Erst viel später hat er erfahren, was es mit dem Marterl auf sich hat. „Die Dirn Pepi hat es mir erzählt.“ Beim Zuhören lief ihm ein Schauer über den Rücken. Laut der Erzählung soll an dieser Stelle während des 2. Weltkriegs ein „Umageher“ mit einer Schleuderkette an einem Baum festgemacht worden sein.

Johann Lampl (li.) und Fritz Schmidt haben das Marterl bewahrt. (Bild: Fürbass Josef)
Johann Lampl (li.) und Fritz Schmidt haben das Marterl bewahrt.

„Umageher“ - auch als Landstreicher bezeichnet - zogen einst übers Land und halfen gegen Kost und Quartier in Haus und Hof mit. Über die näheren Umstände dieses Dramas, das sich im Winter abgespielt haben soll, ist nichts bekannt. Da der Fremde nicht aus der Gegend war, ging er im Ort niemandem ab. Als man ihn fand, war er bereits tot. Erfroren und in der Folge von wilden Tieren zugerichtet.

Knecht und Magd packten an
Es ist eine Geschichte, die - wenn sie sich auch nur ansatzweise so zugetragen hat - betroffen und fassungslos macht. Auch dem Knecht Seppl ging sie nicht aus dem Kopf. Er fertigte ein Marterl an, das er mit einer Kette an einer Fichte anbrachte. Die Magd Pepi stattete es mit einem Bildnis von der Muttergottes aus. Als die Eltern von Lampl nach dem Krieg das Anwesen vulgo Hudner käuflich erwarben, blieben der Seppl und die Pepi, die als Dienstboten hier tätig gewesen waren, am Hof. 
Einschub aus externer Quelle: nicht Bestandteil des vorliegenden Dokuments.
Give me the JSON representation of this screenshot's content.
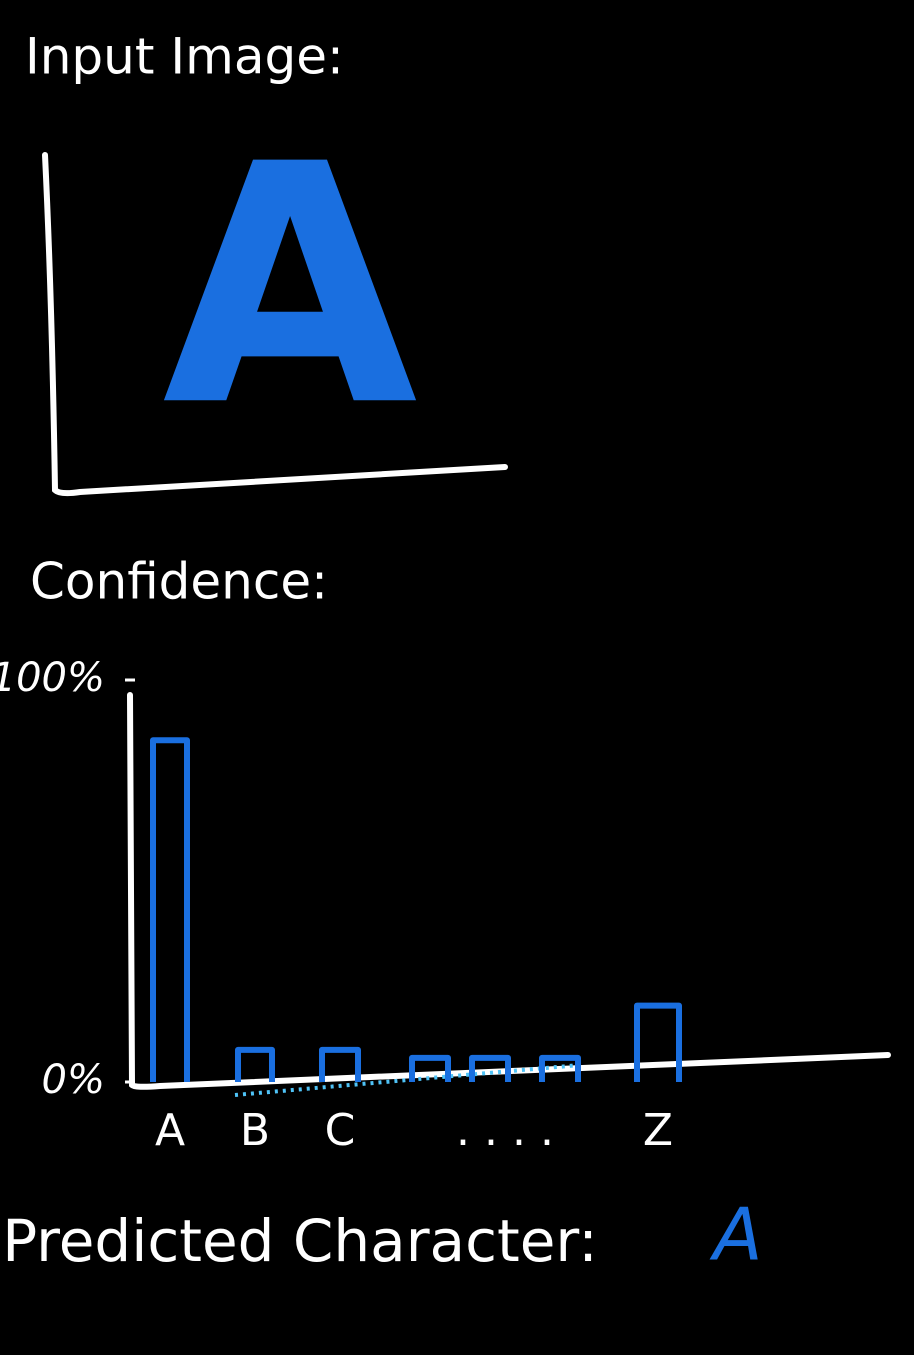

Enkerl kommt an der Gedenkstätte vorbei
Irgendwann fiel die Fichte um, auch das Marterl war längst morsch geworden. Das ist 20 Jahre her. Heuer haben der „Hudner Hans“, wie Johann Lampl in seiner Heimat genannt wird, und Fritz Schmidt vulgo Finsterl, in dessen Wald sich das Marterl befindet, eine neue Gedenkstätte geschaffen.

Heute kommt Lampls Enkel Georg auf seinem Schulweg hier vorbei. Er besucht die 2. Klasse und geht seit diesem Schuljahr zu Fuß zum Unterricht. Wie schon sein Opa wird wohl auch er hin und wieder ein Sträußerl Blumen für das Marterl mit dabei haben.